EUA serão 'pior pesadelo' do Irã, diz Trump ao pressionar acordo pela paz
SÃO PAULO, SP (UOL/FOLHAPRESS) - Donald Trump disse que o Irã sofrerá consequências graves se não aceitar o plano de paz com 15 pontos enviado pelo Estados Unidos.
Trump voltou a declarar que o Irã deveria aceitar um acordo pelo fim da guerra. "Se não concordarem, seremos o pior pesadelo deles. Enquanto isso, vamos continuar a explodi-los, sem impedir, sem parar", disse o presidente norte-americano durante reunião de gabinete.
O republicano não mencionou a rejeição inicial do Irã ao plano. Ele argumentou apenas que a decisão está com Teerã e que o regime irá sofrer consequências graves caso não concorde com o acordo.
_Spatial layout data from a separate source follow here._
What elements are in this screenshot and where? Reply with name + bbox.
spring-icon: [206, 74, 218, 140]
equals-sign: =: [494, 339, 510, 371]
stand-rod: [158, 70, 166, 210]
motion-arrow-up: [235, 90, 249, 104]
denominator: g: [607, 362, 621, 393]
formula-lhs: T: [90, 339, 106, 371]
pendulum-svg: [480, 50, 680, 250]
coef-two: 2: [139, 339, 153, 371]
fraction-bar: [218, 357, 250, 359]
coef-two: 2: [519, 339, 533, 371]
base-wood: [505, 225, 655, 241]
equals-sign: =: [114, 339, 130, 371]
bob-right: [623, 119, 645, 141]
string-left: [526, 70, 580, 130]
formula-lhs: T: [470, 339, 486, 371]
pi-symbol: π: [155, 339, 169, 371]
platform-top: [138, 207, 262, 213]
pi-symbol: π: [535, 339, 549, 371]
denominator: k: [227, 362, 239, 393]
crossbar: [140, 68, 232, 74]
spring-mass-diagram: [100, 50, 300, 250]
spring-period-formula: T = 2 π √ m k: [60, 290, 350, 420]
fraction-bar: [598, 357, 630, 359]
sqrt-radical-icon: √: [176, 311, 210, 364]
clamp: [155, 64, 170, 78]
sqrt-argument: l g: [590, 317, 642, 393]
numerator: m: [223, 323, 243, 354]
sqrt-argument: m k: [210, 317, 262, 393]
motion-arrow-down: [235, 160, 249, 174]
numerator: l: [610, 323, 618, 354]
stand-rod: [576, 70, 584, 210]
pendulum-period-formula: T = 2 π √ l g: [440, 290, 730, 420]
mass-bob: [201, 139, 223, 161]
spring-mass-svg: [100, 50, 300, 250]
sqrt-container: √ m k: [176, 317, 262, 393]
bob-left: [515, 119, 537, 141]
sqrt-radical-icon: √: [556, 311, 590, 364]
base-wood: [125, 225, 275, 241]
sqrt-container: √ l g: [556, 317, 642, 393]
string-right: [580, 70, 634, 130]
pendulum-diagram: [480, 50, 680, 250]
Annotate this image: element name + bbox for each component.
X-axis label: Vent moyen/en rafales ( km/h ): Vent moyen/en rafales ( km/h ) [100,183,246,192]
Os EUA afirmaram que estão mantendo negociações com o Irã pelo fim da guerra. Teerã, no entanto, negou que negociações estejam em andamento.
As declarações de Donald Trump oscilam entre ameaçadoras e conciliadoras. Hoje, o republicano disse que os iranianos são ótimos negociadores e citou a destruição em áreas estratégicas no país persa.
Eles são ótimos negociadores. Péssimos combatentes, mas ótimos negociadores. Donald Trump
NEGATIVA INICIAL DO IRÃ
A resposta iraniana foi enviada oficialmente na noite de ontem por intermediários. A informação foi transmitida à Tasnim por uma autoridade iraniana a par das negociações que falou sob condição de anonimato.
Governo iraniano teria dito que a proposta oferecida é "injusta e unilateral". Acrescentou ainda que um caminho a seguir ainda poderia ser encontrado se o realismo prevalecesse em Washington. "Em resumo, a proposta sugere que o Irã abra mão de sua capacidade de se 'defender em troca de um plano vago para suspender' as sanções", argumentou a fonte.
Irã também estabeleceu suas condições: que agressões e assassinatos cessem; que o conflito não se repita; que o pagamento de danos e indenizações de guerra sejam feitos; e que o fim da guerra seja implementado em todas as frentes e para todos os grupos de resistência envolvidos, incluindo o Hezbollah, do Líbano.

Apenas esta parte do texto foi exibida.